To start your sample digging, we have compiled a list of go-to website for royalty-free and easily accessible libraries.
https://freesound.org/ - FREESOUND
Freesound is a great database of audio samples recorded and uploaded by fellow users from around the world. It’s easy to use and to navigate - just type in the desired sound and explore the results. The database offers waveform previews, tags and other useful filters for an easier search. The database is completely free, however, pay attention if using samples in your tracks as some users request to be credited.
http://bbcsfx.acropolis.org.uk/ - BBC Sound Effects
The BBC Sound Effects library is a goldmine for any sound designer or more obscure music creator. It includes an impressive 16,016 recordings under the terms of RemArc licence which means the sound effects are BBC copyrighted and you need to clear it for commercial use, but they may be used for personal, educational or research purposes.
The sounds are organised into a vast number of categories such as atmospheres, British rail, explosions, birds, waterfalls, screams to name a few.
https://archive.org/details/audio - Internet Audio Archive
This library is full of royalty-free original music, news broadcasts, old radio shows and even book and poetry readings. You can search the archive by year, media type, language and subject.

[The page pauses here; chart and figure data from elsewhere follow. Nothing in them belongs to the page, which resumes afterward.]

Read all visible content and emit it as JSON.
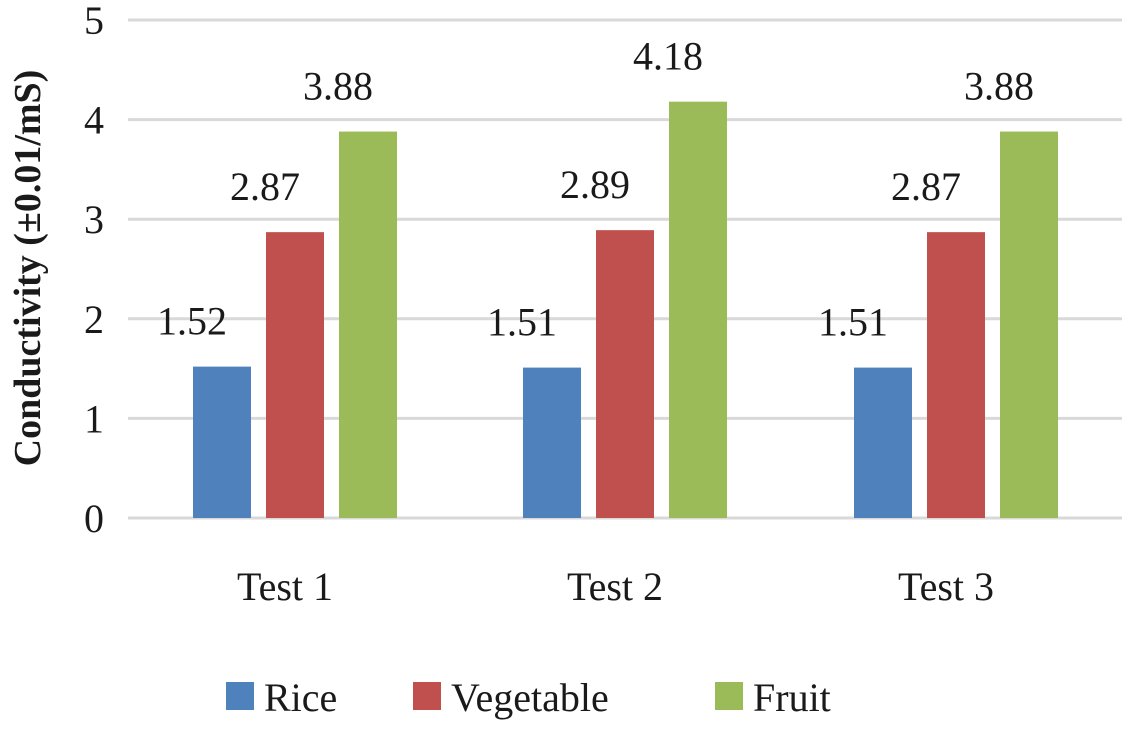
{
  "chart_data": {
    "type": "bar",
    "title": "",
    "xlabel": "",
    "ylabel": "Conductivity (±0.01/mS)",
    "ylim": [
      0,
      5
    ],
    "yticks": [
      0,
      1,
      2,
      3,
      4,
      5
    ],
    "categories": [
      "Test 1",
      "Test 2",
      "Test 3"
    ],
    "series": [
      {
        "name": "Rice",
        "color": "#4f81bd",
        "values": [
          1.52,
          1.51,
          1.51
        ],
        "labels": [
          "1.52",
          "1.51",
          "1.51"
        ]
      },
      {
        "name": "Vegetable",
        "color": "#c0504d",
        "values": [
          2.87,
          2.89,
          2.87
        ],
        "labels": [
          "2.87",
          "2.89",
          "2.87"
        ]
      },
      {
        "name": "Fruit",
        "color": "#9bbb59",
        "values": [
          3.88,
          4.18,
          3.88
        ],
        "labels": [
          "3.88",
          "4.18",
          "3.88"
        ]
      }
    ],
    "grid": true,
    "legend_position": "bottom"
  }
}
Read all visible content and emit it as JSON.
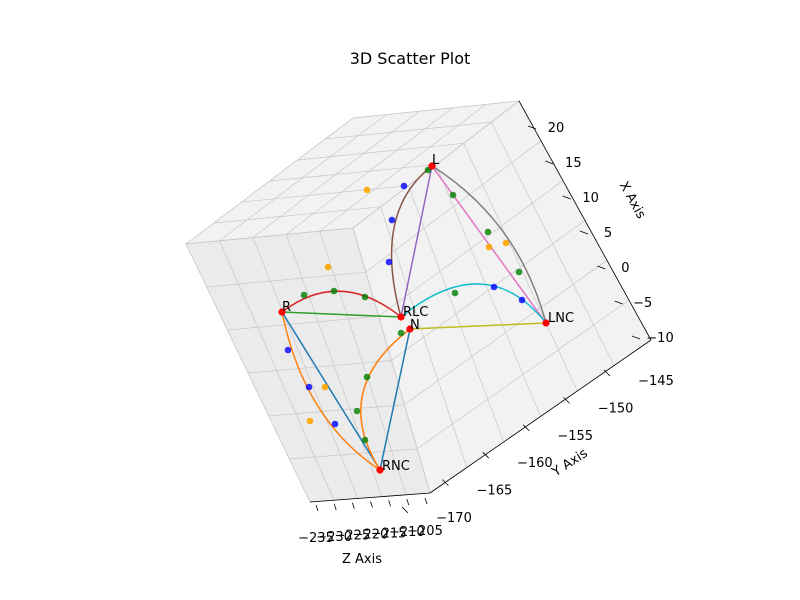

http://legowelt.org/samples/ - Legowelt
Legowelt is simply a legend, with his career spanning for over two decades. His extensive sample library is uploaded on his website and holds an expansive collection of synths and drum machines. Think about legendary vintage synths like Roland Juno 106, Kawai K4 and 1970’s Minimoog. All files come in a .zip folder and the sounds are all in 16bit WAV format. This library is a must for everybody as you truly need to browse the site and play around with some of the instruments there.
https://samplefocus.com/ - SampleFocus
This community-led library hosts thousands of audio samples. All the items are tagged and catalogued by category, timbre, mood, character and instrument which makes your searching much easier and quicker. What is more, it offers recommendations on similar sounds based on your search.